Worst-pumping. Ugh. Not being able to go to some non kid friendly places without planning. Worrying about school and screwing my kid up-lol
Best- Little quiet times like reading abook before bed, or snuggling in the morning... Getting to experience everythough through their eyes like the fair, or holidays, or seeing the ocean. Being their favorite person...
Worst- Feeling a little separated from the person I used to be. I had a major moment of sadness this weekend when I realized I hadn't seen a movie in the theater in months and hadn't seen any nominated for awards this year. I am a huge movie buff and that hobby has fallen by the wayside. Also, the pressure of trying to pay for the high costs of childcare/rearing and the pressure of balanancing work and home.
PP covered a lot of "the bests" for me so I won't pile on but nothing beats the giant smiles when I get Wes from his crib in the morning.
The worst: dealing with babies' erratic sleep patterns and not being able to sleep in or lay around all day if you're not feeling good or just want to be lazy.

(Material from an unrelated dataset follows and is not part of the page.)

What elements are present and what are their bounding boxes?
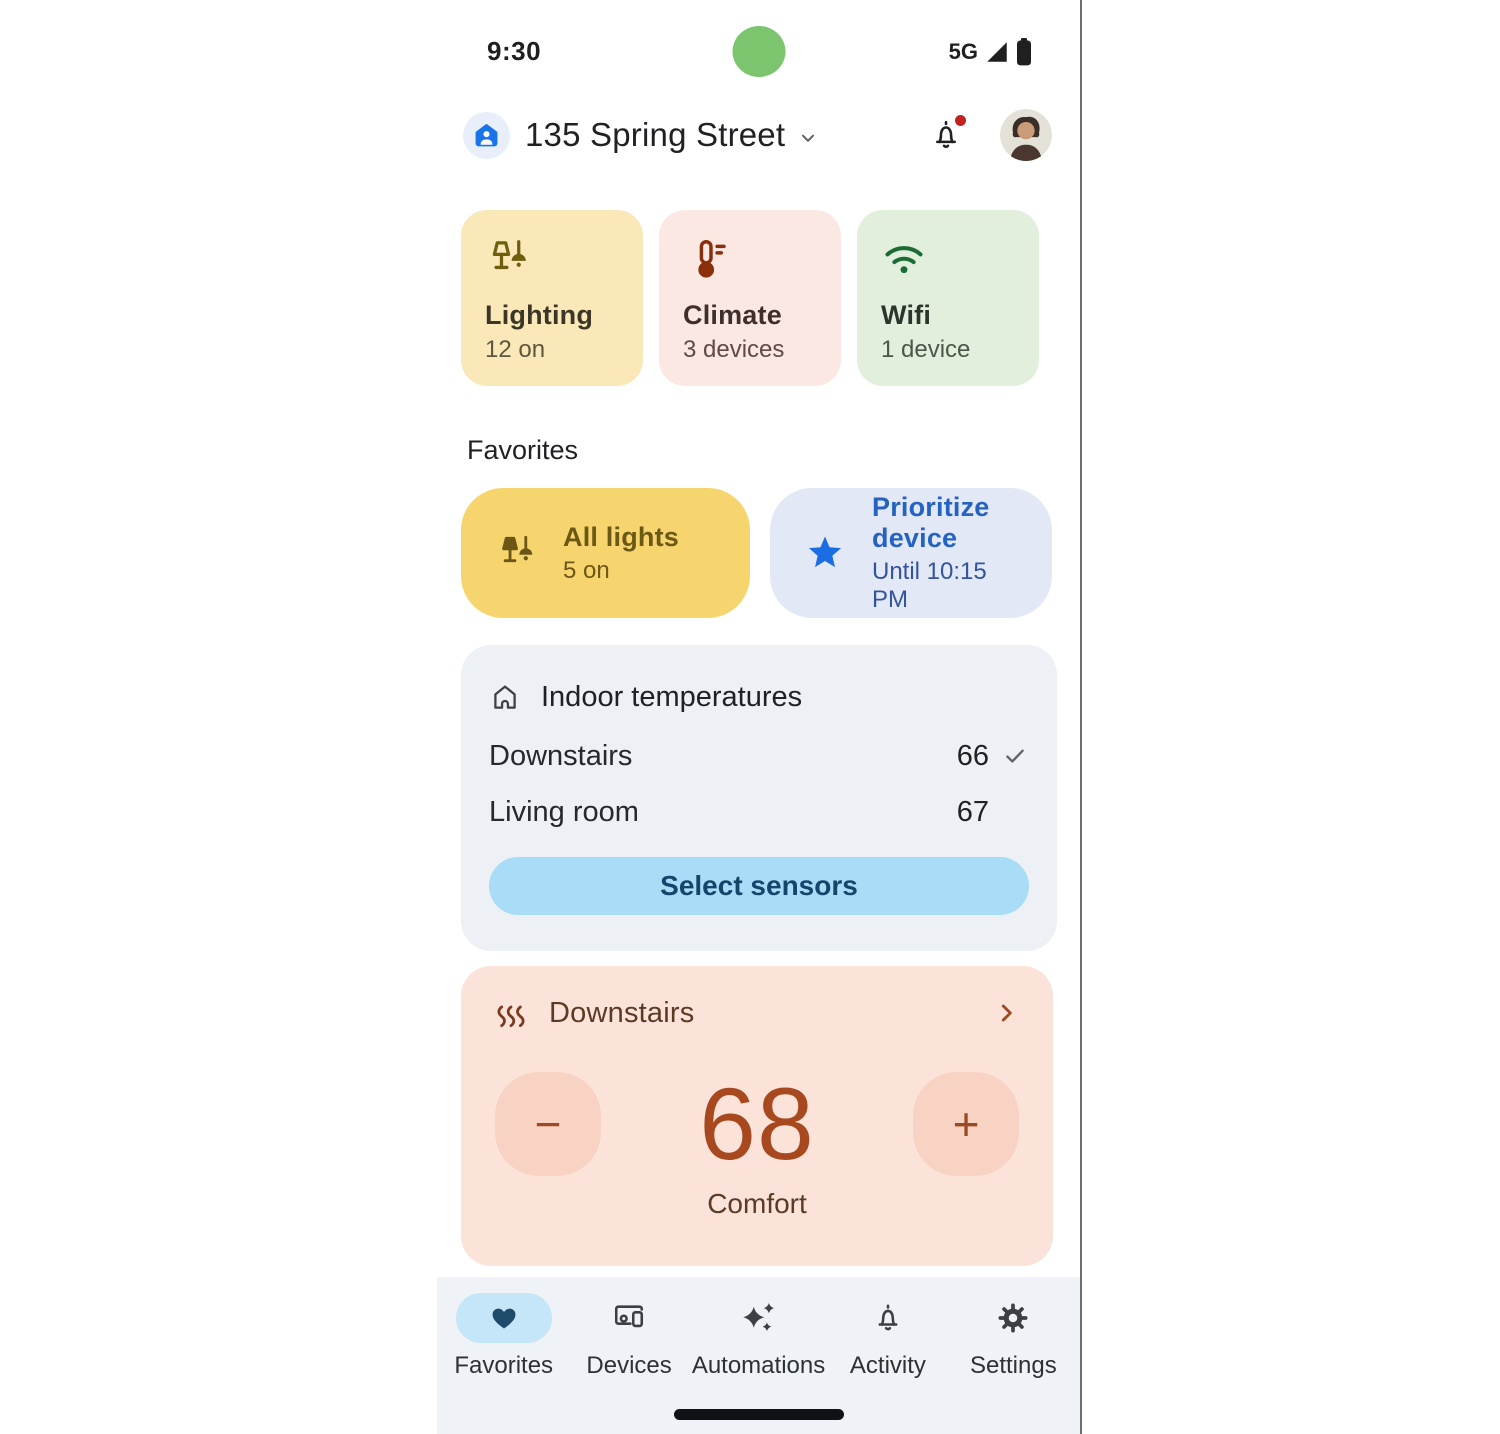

Best - the snuggles, the love (my heart could burst), watching how being a father just suits my H, seeing how much my parents love their grandchild, watching him grow (seriously, every little development is so amazing)
Worst - the anxiety, I'm always worried about stuff now. Also, the inability to just be lazy as shit. I do kind of miss being able to sleep in on Sundays, grab breakfast whenever, go get some coffee, bum around Target, watch endless bad movies on Netflix and play Sims or some nonsense. Now I'm like, wow, if I just had some time to myself, I could steam clean the shower!